The Texas Comptroller issued an advisory opinion reversing a longstanding policy relating to Texas sales taxation of medical billing services that will impact all Texas medical management and medical billing companies. Originally set to be effective January 1, 2020,  the Comptroller last week delayed the implementation of the new position until April 1, 2020. However, the opportunity exists to work with the Comptroller to amend Texas’ tax law in the 2021 session of the Texas Legislature and prevent the new position from being implemented.

The potential impact of this policy cannot be understated. For both third-party medical billing companies and Texas medical management companies (even those wholly-controlled by the physicians, dentists, and other medical professionals it manages), the scope of “medical billing services” and the extent to which consideration flows for such services needs to be analyzed and a determination made, if required, to begin withholding and charging Texas sales tax on the required component next year. For example, the need to separately account for and state the taxable versus nontaxable component of any agreement that provides for a lump-sum fee is important (the “separately stated” strategy for sales tax compliance). With many management agreements, a fixed amount is paid to cover a broad spectrum of services.

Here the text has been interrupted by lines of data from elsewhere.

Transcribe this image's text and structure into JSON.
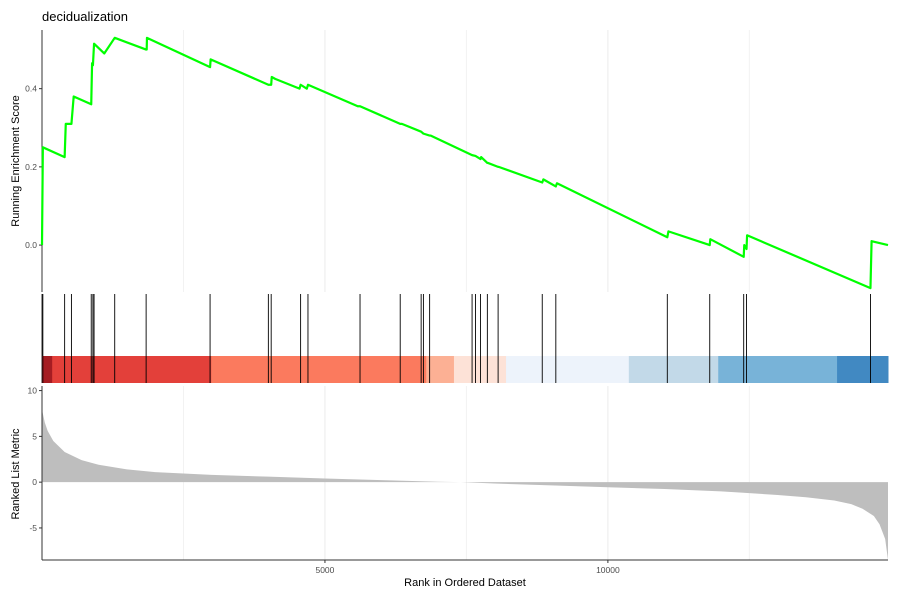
{
  "chart_data": {
    "type": "line",
    "title": "decidualization",
    "xlabel": "Rank in Ordered Dataset",
    "x_ticks": [
      5000,
      10000
    ],
    "x_tick_labels": [
      "5000",
      "10000"
    ],
    "xlim": [
      0,
      14950
    ],
    "grid": "vertical",
    "es_panel": {
      "ylabel": "Running Enrichment Score",
      "ylim": [
        -0.12,
        0.55
      ],
      "y_ticks": [
        0.0,
        0.2,
        0.4
      ],
      "y_tick_labels": [
        "0.0",
        "0.2",
        "0.4"
      ],
      "color": "#00ff00",
      "series": [
        {
          "x": [
            0,
            15,
            400,
            420,
            520,
            560,
            870,
            885,
            900,
            920,
            1100,
            1285,
            1840,
            1850,
            1855,
            2970,
            2980,
            4000,
            4050,
            4060,
            4120,
            4550,
            4570,
            4680,
            4700,
            5580,
            5620,
            6330,
            6360,
            6700,
            6740,
            6850,
            6870,
            7600,
            7660,
            7750,
            7760,
            7870,
            7880,
            8060,
            8070,
            8840,
            8860,
            9080,
            9100,
            11050,
            11070,
            11800,
            11810,
            12400,
            12410,
            12450,
            12460,
            14640,
            14660,
            14950
          ],
          "y": [
            0.0,
            0.25,
            0.225,
            0.31,
            0.31,
            0.38,
            0.36,
            0.465,
            0.46,
            0.515,
            0.49,
            0.53,
            0.5,
            0.5,
            0.53,
            0.455,
            0.475,
            0.41,
            0.41,
            0.43,
            0.425,
            0.4,
            0.41,
            0.4,
            0.41,
            0.355,
            0.355,
            0.31,
            0.31,
            0.29,
            0.285,
            0.28,
            0.28,
            0.23,
            0.228,
            0.22,
            0.225,
            0.21,
            0.21,
            0.2,
            0.2,
            0.16,
            0.168,
            0.15,
            0.158,
            0.02,
            0.035,
            0.0,
            0.015,
            -0.03,
            0.0,
            -0.01,
            0.025,
            -0.11,
            0.01,
            -0.0
          ]
        }
      ]
    },
    "hits_panel": {
      "ranks": [
        15,
        400,
        520,
        870,
        900,
        920,
        1285,
        1840,
        2970,
        4000,
        4050,
        4570,
        4700,
        5620,
        6330,
        6700,
        6740,
        6850,
        7600,
        7660,
        7750,
        7870,
        8060,
        8840,
        9080,
        11050,
        11800,
        12400,
        12450,
        14640
      ]
    },
    "color_band": {
      "segments": [
        {
          "from": 0,
          "to": 180,
          "color": "#a51c22"
        },
        {
          "from": 180,
          "to": 2990,
          "color": "#e3403a"
        },
        {
          "from": 2990,
          "to": 6790,
          "color": "#fb7a5e"
        },
        {
          "from": 6790,
          "to": 7280,
          "color": "#fcb094"
        },
        {
          "from": 7280,
          "to": 8200,
          "color": "#fde2d7"
        },
        {
          "from": 8200,
          "to": 10370,
          "color": "#edf3fb"
        },
        {
          "from": 10370,
          "to": 11950,
          "color": "#c2d9e8"
        },
        {
          "from": 11950,
          "to": 14050,
          "color": "#78b3d8"
        },
        {
          "from": 14050,
          "to": 14950,
          "color": "#4189c2"
        }
      ]
    },
    "metric_panel": {
      "ylabel": "Ranked List Metric",
      "ylim": [
        -8.5,
        10.5
      ],
      "y_ticks": [
        -5,
        0,
        5,
        10
      ],
      "y_tick_labels": [
        "-5",
        "0",
        "5",
        "10"
      ],
      "color": "#bebebe",
      "curve": {
        "x": [
          0,
          50,
          100,
          200,
          400,
          700,
          1000,
          1500,
          2000,
          3000,
          4000,
          5000,
          6000,
          7000,
          7400,
          8000,
          9000,
          10000,
          11000,
          12000,
          12500,
          13000,
          13500,
          14000,
          14300,
          14500,
          14700,
          14800,
          14900,
          14950
        ],
        "y": [
          7.9,
          6.5,
          5.6,
          4.5,
          3.3,
          2.4,
          1.9,
          1.4,
          1.1,
          0.8,
          0.6,
          0.4,
          0.22,
          0.05,
          0.0,
          -0.15,
          -0.35,
          -0.55,
          -0.75,
          -1.0,
          -1.2,
          -1.4,
          -1.65,
          -2.0,
          -2.4,
          -2.9,
          -3.7,
          -4.6,
          -6.2,
          -8.5
        ]
      }
    }
  }
}
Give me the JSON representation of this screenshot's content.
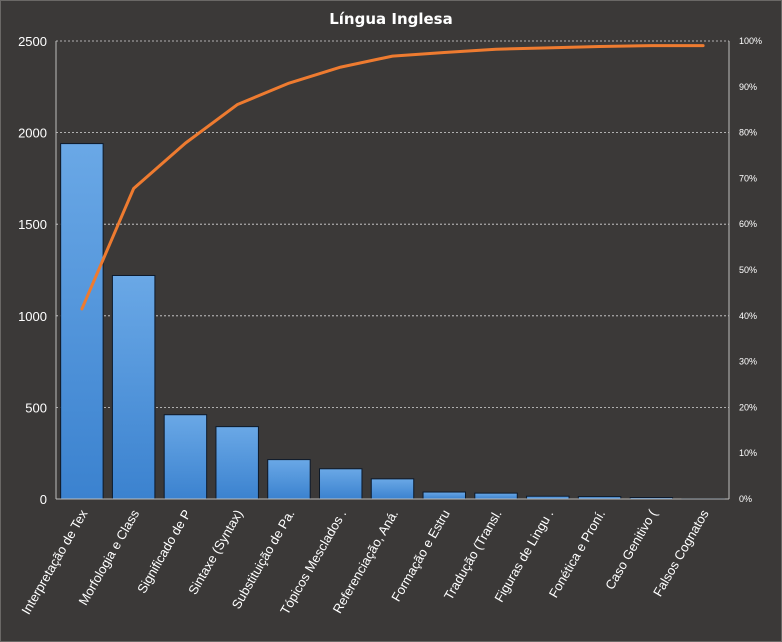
{
  "chart_data": {
    "type": "bar",
    "title": "Língua Inglesa",
    "categories": [
      "Interpretação de Tex",
      "Morfologia e Class",
      "Significado de P",
      "Sintaxe (Syntax)",
      "Substituição de Pa.",
      "Tópicos Mesclados .",
      "Referenciação, Aná.",
      "Formação e Estru",
      "Tradução (Transl.",
      "Figuras de Lingu .",
      "Fonética e Proní.",
      "Caso Genitivo (",
      "Falsos Cognatos"
    ],
    "series": [
      {
        "type": "bar",
        "values": [
          1940,
          1220,
          460,
          395,
          215,
          165,
          110,
          38,
          32,
          15,
          13,
          8,
          2
        ],
        "color": "#4a90d9"
      },
      {
        "type": "line",
        "axis": "secondary",
        "values": [
          41.5,
          67.8,
          77.7,
          86.1,
          90.8,
          94.3,
          96.7,
          97.5,
          98.2,
          98.5,
          98.8,
          99.0,
          99.0
        ],
        "color": "#ee7b30"
      }
    ],
    "y_axis": {
      "min": 0,
      "max": 2500,
      "ticks": [
        "0",
        "500",
        "1000",
        "1500",
        "2000",
        "2500"
      ]
    },
    "y2_axis": {
      "min": 0,
      "max": 100,
      "ticks": [
        "0%",
        "10%",
        "20%",
        "30%",
        "40%",
        "50%",
        "60%",
        "70%",
        "80%",
        "90%",
        "100%"
      ]
    },
    "grid": true,
    "legend": "none"
  }
}
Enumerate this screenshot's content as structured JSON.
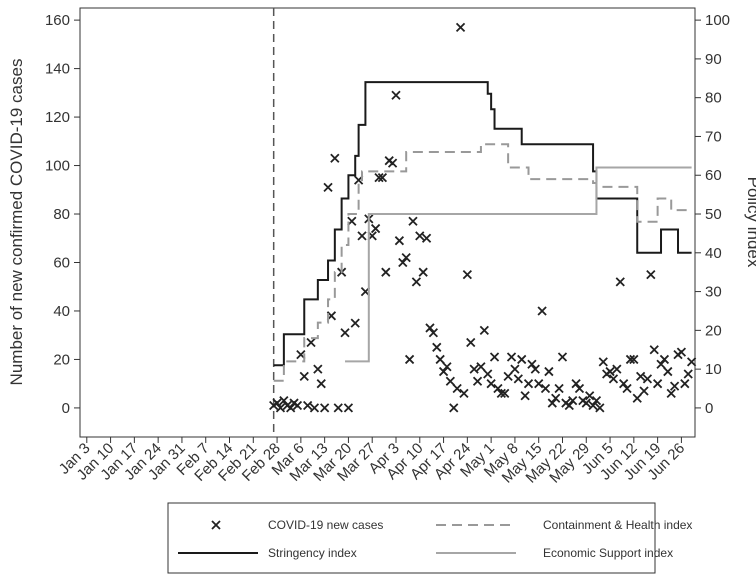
{
  "chart_data": {
    "type": "combo",
    "ylabel": "Number of new confirmed COVID-19 cases",
    "y2label": "Policy index",
    "xlim": [
      "Jan 1",
      "Jun 30"
    ],
    "xticks": [
      "Jan 3",
      "Jan 10",
      "Jan 17",
      "Jan 24",
      "Jan 31",
      "Feb 7",
      "Feb 14",
      "Feb 21",
      "Feb 28",
      "Mar 6",
      "Mar 13",
      "Mar 20",
      "Mar 27",
      "Apr 3",
      "Apr 10",
      "Apr 17",
      "Apr 24",
      "May 1",
      "May 8",
      "May 15",
      "May 22",
      "May 29",
      "Jun 5",
      "Jun 12",
      "Jun 19",
      "Jun 26"
    ],
    "ylim": [
      -12,
      165
    ],
    "yticks": [
      0,
      20,
      40,
      60,
      80,
      100,
      120,
      140,
      160
    ],
    "y2lim": [
      -7.5,
      103.125
    ],
    "y2ticks": [
      0,
      10,
      20,
      30,
      40,
      50,
      60,
      70,
      80,
      90,
      100
    ],
    "vline": "Feb 27",
    "series": [
      {
        "name": "COVID-19 new cases",
        "type": "scatter",
        "color": "#222222",
        "x": [
          "Feb 27",
          "Feb 28",
          "Feb 29",
          "Mar 1",
          "Mar 2",
          "Mar 3",
          "Mar 4",
          "Mar 5",
          "Mar 6",
          "Mar 7",
          "Mar 8",
          "Mar 9",
          "Mar 10",
          "Mar 11",
          "Mar 12",
          "Mar 13",
          "Mar 14",
          "Mar 15",
          "Mar 16",
          "Mar 17",
          "Mar 18",
          "Mar 19",
          "Mar 20",
          "Mar 21",
          "Mar 22",
          "Mar 23",
          "Mar 24",
          "Mar 25",
          "Mar 26",
          "Mar 27",
          "Mar 28",
          "Mar 29",
          "Mar 30",
          "Mar 31",
          "Apr 1",
          "Apr 2",
          "Apr 3",
          "Apr 4",
          "Apr 5",
          "Apr 6",
          "Apr 7",
          "Apr 8",
          "Apr 9",
          "Apr 10",
          "Apr 11",
          "Apr 12",
          "Apr 13",
          "Apr 14",
          "Apr 15",
          "Apr 16",
          "Apr 17",
          "Apr 18",
          "Apr 19",
          "Apr 20",
          "Apr 21",
          "Apr 22",
          "Apr 23",
          "Apr 24",
          "Apr 25",
          "Apr 26",
          "Apr 27",
          "Apr 28",
          "Apr 29",
          "Apr 30",
          "May 1",
          "May 2",
          "May 3",
          "May 4",
          "May 5",
          "May 6",
          "May 7",
          "May 8",
          "May 9",
          "May 10",
          "May 11",
          "May 12",
          "May 13",
          "May 14",
          "May 15",
          "May 16",
          "May 17",
          "May 18",
          "May 19",
          "May 20",
          "May 21",
          "May 22",
          "May 23",
          "May 24",
          "May 25",
          "May 26",
          "May 27",
          "May 28",
          "May 29",
          "May 30",
          "May 31",
          "Jun 1",
          "Jun 2",
          "Jun 3",
          "Jun 4",
          "Jun 5",
          "Jun 6",
          "Jun 7",
          "Jun 8",
          "Jun 9",
          "Jun 10",
          "Jun 11",
          "Jun 12",
          "Jun 13",
          "Jun 14",
          "Jun 15",
          "Jun 16",
          "Jun 17",
          "Jun 18",
          "Jun 19",
          "Jun 20",
          "Jun 21",
          "Jun 22",
          "Jun 23",
          "Jun 24",
          "Jun 25",
          "Jun 26",
          "Jun 27",
          "Jun 28",
          "Jun 29"
        ],
        "values": [
          1,
          2,
          0,
          3,
          1,
          0,
          2,
          1,
          22,
          13,
          1,
          27,
          0,
          16,
          10,
          0,
          91,
          38,
          103,
          0,
          56,
          31,
          0,
          77,
          35,
          94,
          71,
          48,
          78,
          71,
          74,
          95,
          95,
          56,
          102,
          101,
          129,
          69,
          60,
          62,
          20,
          77,
          52,
          71,
          56,
          70,
          33,
          31,
          25,
          20,
          15,
          17,
          11,
          0,
          8,
          157,
          6,
          55,
          27,
          16,
          11,
          17,
          32,
          14,
          10,
          21,
          8,
          6,
          6,
          13,
          21,
          16,
          12,
          20,
          5,
          10,
          18,
          16,
          10,
          40,
          8,
          15,
          2,
          4,
          8,
          21,
          2,
          1,
          3,
          10,
          8,
          3,
          2,
          5,
          1,
          3,
          0,
          19,
          14,
          15,
          12,
          16,
          52,
          10,
          8,
          20,
          20,
          4,
          13,
          7,
          12,
          55,
          24,
          10,
          18,
          20,
          15,
          6,
          9,
          22,
          23,
          10,
          14,
          19
        ]
      },
      {
        "name": "Stringency index",
        "type": "line",
        "axis": "y2",
        "color": "#1a1a1a",
        "drawstyle": "steps-post",
        "x": [
          "Feb 27",
          "Mar 1",
          "Mar 7",
          "Mar 11",
          "Mar 14",
          "Mar 16",
          "Mar 18",
          "Mar 20",
          "Mar 22",
          "Mar 23",
          "Mar 25",
          "Apr 30",
          "May 1",
          "May 2",
          "May 10",
          "May 31",
          "Jun 1",
          "Jun 13",
          "Jun 20",
          "Jun 25",
          "Jun 29"
        ],
        "values": [
          11,
          19,
          28,
          33,
          38,
          46,
          54,
          60,
          65,
          73,
          84,
          81,
          77,
          72,
          68,
          61,
          54,
          40,
          46,
          40,
          40
        ]
      },
      {
        "name": "Containment & Health index",
        "type": "line",
        "axis": "y2",
        "color": "#999999",
        "dash": "10,6",
        "drawstyle": "steps-post",
        "x": [
          "Feb 27",
          "Mar 1",
          "Mar 7",
          "Mar 11",
          "Mar 14",
          "Mar 16",
          "Mar 18",
          "Mar 20",
          "Mar 23",
          "Mar 24",
          "Apr 6",
          "Apr 28",
          "May 6",
          "May 12",
          "May 31",
          "Jun 1",
          "Jun 13",
          "Jun 19",
          "Jun 23",
          "Jun 29"
        ],
        "values": [
          7,
          12,
          18,
          22,
          28,
          35,
          42,
          50,
          58,
          61,
          66,
          68,
          62,
          59,
          58,
          57,
          48,
          54,
          51,
          51
        ]
      },
      {
        "name": "Economic Support index",
        "type": "line",
        "axis": "y2",
        "color": "#a6a6a6",
        "drawstyle": "steps-post",
        "x": [
          "Mar 19",
          "Mar 26",
          "Jun 1",
          "Jun 29"
        ],
        "values": [
          12,
          50,
          62,
          62
        ]
      }
    ]
  }
}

Management companies and third party billing companies have historically not collected or paid Texas sales tax on their charges to clients/customers for services rendered in connection with what is generally described as “medical billing services.”  Since 2002, through advisory opinions issued by the Texas Comptroller, the position has been that such services were not “taxable services” subject to Texas sales tax rules. The Texas Tax Code does not have a statutory definition for “medical billing services.” Rather, the statute provides that Texas may tax various categories of “taxable services.”[1]

Certain relevant categories of “taxable services” include “debt collection services,” “insurance services,” and “data processing services.”[2]  The struggle between, on the one hand, providers of “management services” (undefined in the Texas laws) and, on the other hand, the Texas Comptroller, has been the attempt to squeeze components of management services fees into one of the three potentially “taxable service” categories listed.

The most potentially applicable category was “insurance services.”  The Texas Administrative Code Rule 3.355(a)(3), arising out of the Texas Comptroller’s authority to interpret the statute, expanded on the definition of taxable “insurance services” to include “insurance claims adjustment or claims processing” which in turn included “any activities to supervise, handle, investigate, pay, settle, or adjust claims or losses.” [3]

In prior Comptroller Letters, the position was that medical billing services, so long as the services were provided prior to receipt of an actual claim by an insurance company, were not considered taxable “insurance services.”  For example, under the now-superseded (and recent) Comptroller Letter 201807025L (July 16, 2018), the Comptroller held that the medical coding and billing services provided by a billing company, to the extent provided before submission of the claim, are nontaxable.

Despite this prior Comptroller Letter, In Comptroller Letter 201911003L, the Texas Comptroller issued a “Statement of Policy” reversing this previous policy and states specifically that the agency would now hold, effective January 1, 2020, that “medical billing services are insurance services” and thereby, a taxable service subject to Texas sales tax. The Comptroller stated:

The preparation of an insurance claim must occur prior to the claim being submitted to the insurance company. Preparation of a claim is an inherent part of the insurance claim process. Medical billing services to prepare a medical insurance claim for filing constitute insurance claims adjustment or claims processing. Thus, medical billing services are insurance services.”

For more information on this Texas development, please contact a member of the Texas Husch Blackwell Healthcare Law team.

[1] Texas Tax Code § 151.0101 (“Taxable Services.”). This section also provides that the Texas Comptroller shall have “exclusive jurisdiction” to interpret the terms listed in this section for “taxable services.”

[2] Id. § 151.0101(a)(8), (9), and (12).

[3] The Texas Comptroller expanded on this provision further by stating that “insurance services” are taxable regardless of whether the purchaser of services are the insurance company, policy holders, or others. Comptroller Op. Ltr. 9801459L. Medical billing falls under the general category of “insurance services” because the nature of the work entails submissions of claims to insurance companies for medical services.